Competition isn’t the issue; I’m all in favor of competition, as long as it’s fair—but the majority of national chains are anything but, tending to be rather predatory in nature, buying huge amounts of products made in China and selling low, focused on closing out small, local business rather than working with them in the spirit of friendly competition.
Why does it matter, one might ask? Simple. With all of the Wall Street vs. Main Street talk going on, many people seem to forget that small business is what truly drives our economy, not the Wal-Marts, Targets, Starbucks and even the Ben & Jerry’s of the world. The big businesses get the tax breaks in the name of building the (artificial?) cache of a town, while local businesses often go neglected and taken for granted, in spite of the fact that local businesses keep the local economy stronger by keeping the money local rather than sending it off to some national headquarters out of state.
Got a problem, concern, or compliment about your experience in the store? Take it to the manager. If it’s a local biz, you’re likely talking with the owner or someone that’s just one or two steps away from the owner, and so what you have to say will have a greater impact than the manager of the national who is so far removed from the owner(s) (i.e. stockholders) that s/he exists simply as a number on a payroll.

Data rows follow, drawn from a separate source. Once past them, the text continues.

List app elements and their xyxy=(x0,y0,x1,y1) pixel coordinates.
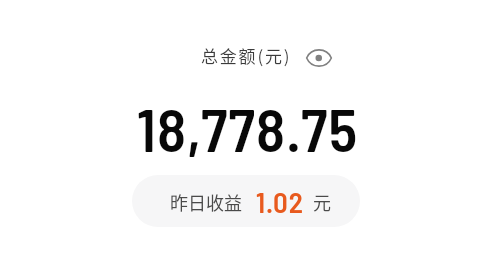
button[interactable]: 昨日收益 xyxy=(132,175,360,227)
staticText: 元 xyxy=(313,189,331,215)
staticText: 总金额(元) xyxy=(201,43,292,68)
staticText: 昨日收益 xyxy=(170,189,242,215)
button[interactable]: Toggle balance visibility xyxy=(305,44,333,72)
staticText: 18,778.75 xyxy=(137,92,359,164)
staticText: 1.02 xyxy=(256,184,305,219)
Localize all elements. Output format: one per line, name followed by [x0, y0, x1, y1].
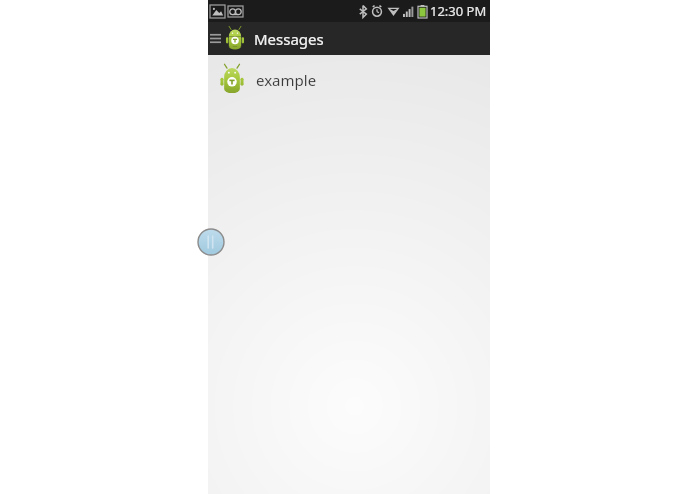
button[interactable]: Open navigation drawer [208, 22, 222, 55]
button[interactable]: example [208, 55, 490, 105]
staticText: 12:30 PM [430, 2, 487, 20]
button[interactable]: Drag handle [197, 228, 225, 256]
staticText: Messages [254, 29, 324, 49]
staticText: example [256, 70, 317, 90]
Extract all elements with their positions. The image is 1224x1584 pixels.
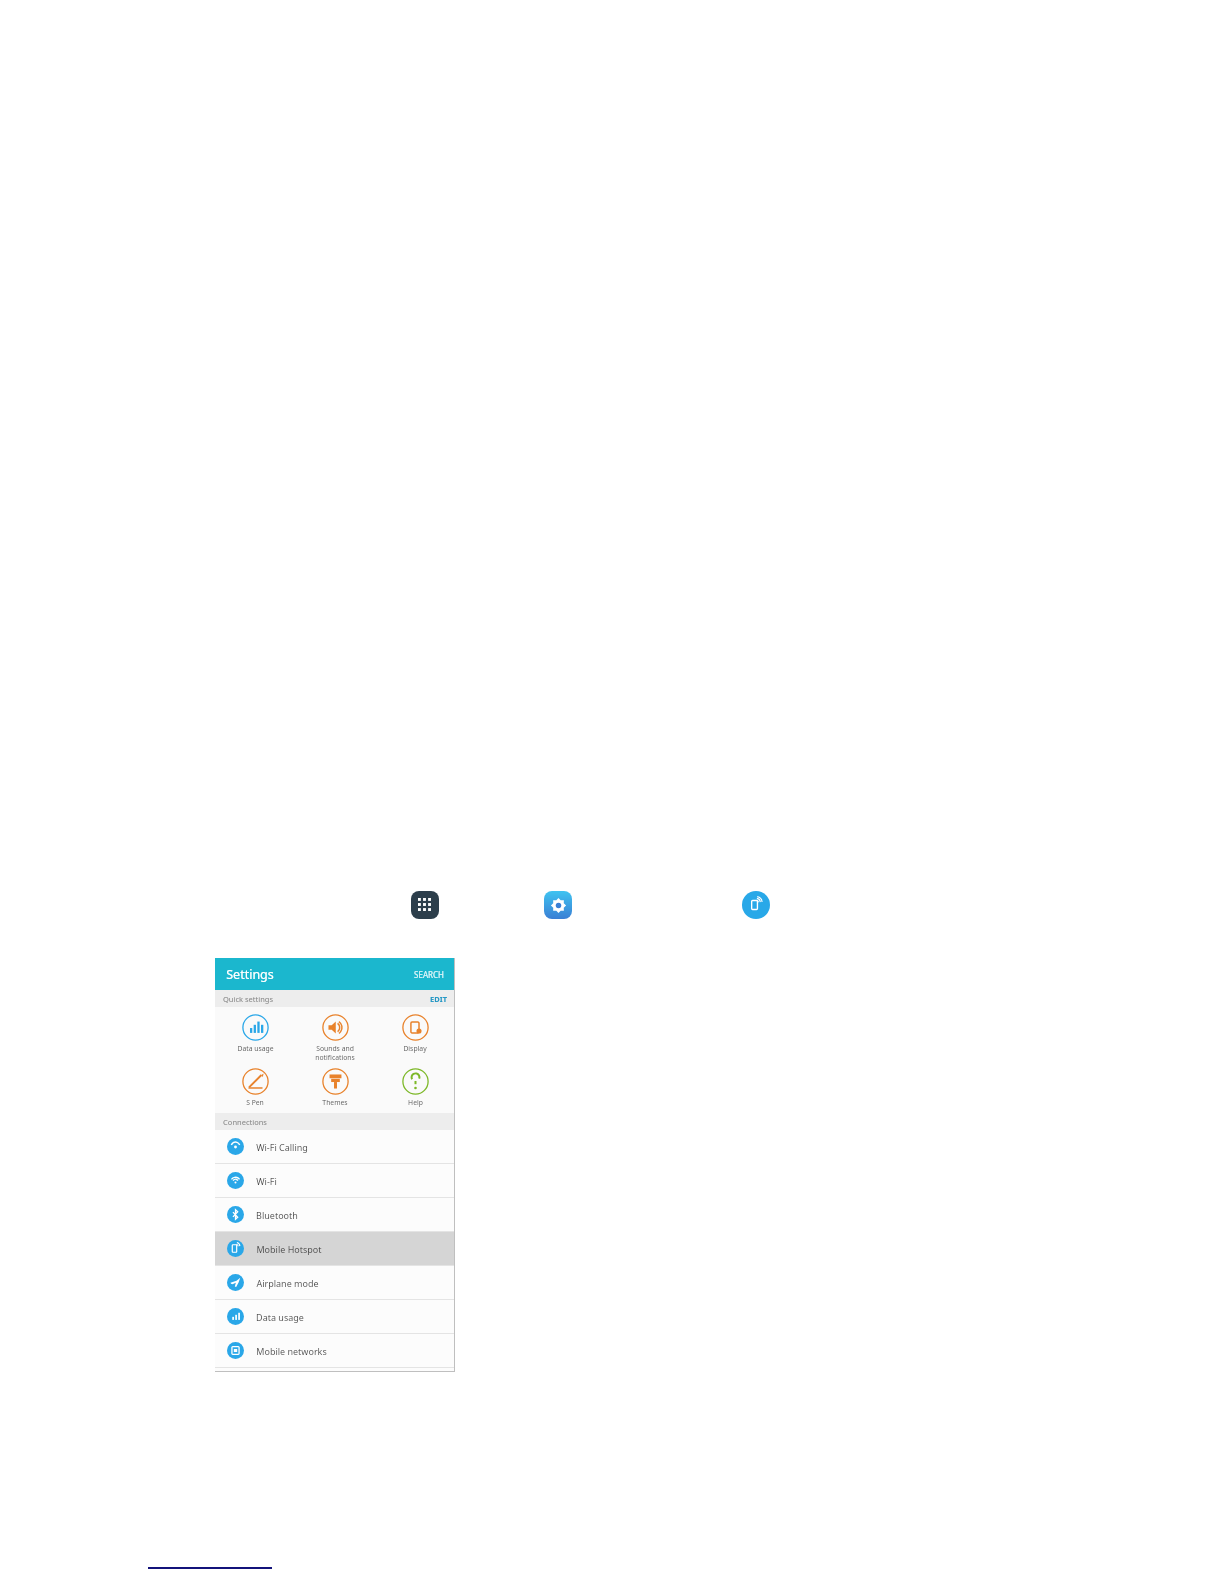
button[interactable]: Mobile Hotspot (742, 891, 770, 919)
staticText: Mobile networks (256, 1345, 327, 1357)
button[interactable]: Apps (411, 891, 439, 919)
staticText: Wi-Fi (256, 1175, 277, 1187)
button[interactable]: Wi-Fi Calling (215, 1130, 455, 1163)
staticText: Themes (322, 1098, 348, 1107)
staticText: SEARCH (414, 969, 444, 980)
staticText: S Pen (246, 1098, 264, 1107)
button[interactable]: EDIT (430, 994, 447, 1004)
button[interactable]: Data usage (215, 1012, 295, 1055)
staticText: Settings (226, 966, 274, 983)
staticText: Sounds and (316, 1044, 354, 1053)
button[interactable]: Sounds and (295, 1012, 375, 1064)
button[interactable]: Settings (215, 958, 455, 990)
button[interactable]: Settings (544, 891, 572, 919)
staticText: Mobile Hotspot (256, 1243, 322, 1255)
staticText: Display (403, 1044, 427, 1053)
staticText: Connections (223, 1117, 267, 1127)
button[interactable]: Help (375, 1066, 455, 1109)
staticText: Wi-Fi Calling (256, 1141, 308, 1153)
staticText: EDIT (430, 994, 447, 1004)
button[interactable]: Mobile Hotspot (215, 1232, 455, 1265)
staticText: Bluetooth (256, 1209, 298, 1221)
button[interactable]: Mobile networks (215, 1334, 455, 1367)
button[interactable]: S Pen (215, 1066, 295, 1109)
button[interactable]: Bluetooth (215, 1198, 455, 1231)
button[interactable]: Data usage (215, 1300, 455, 1333)
button[interactable]: Themes (295, 1066, 375, 1109)
staticText: Help (408, 1098, 423, 1107)
staticText: Data usage (256, 1311, 304, 1323)
button[interactable]: Wi-Fi (215, 1164, 455, 1197)
staticText: Airplane mode (256, 1277, 319, 1289)
button[interactable]: Display (375, 1012, 455, 1055)
staticText: Data usage (237, 1044, 274, 1053)
staticText: notifications (315, 1053, 355, 1062)
button[interactable]: Airplane mode (215, 1266, 455, 1299)
staticText: Quick settings (223, 994, 273, 1004)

Price an issue? Remember that those “lower prices” offered by national chains are an illusion offset by the higher taxes you pay as a result of local subsidizing. At least local stores’ prices are more honest, and more of it stays right where it belongs: at home.
As we’ve seen with the recent collapses in our national system, “too big to fail” really means “too big to exist in the first place.” This goes whether you live in Boulder or Boston; in La Junta or Los Angeles.
Want to make a difference? Keep it weird. Keep it local!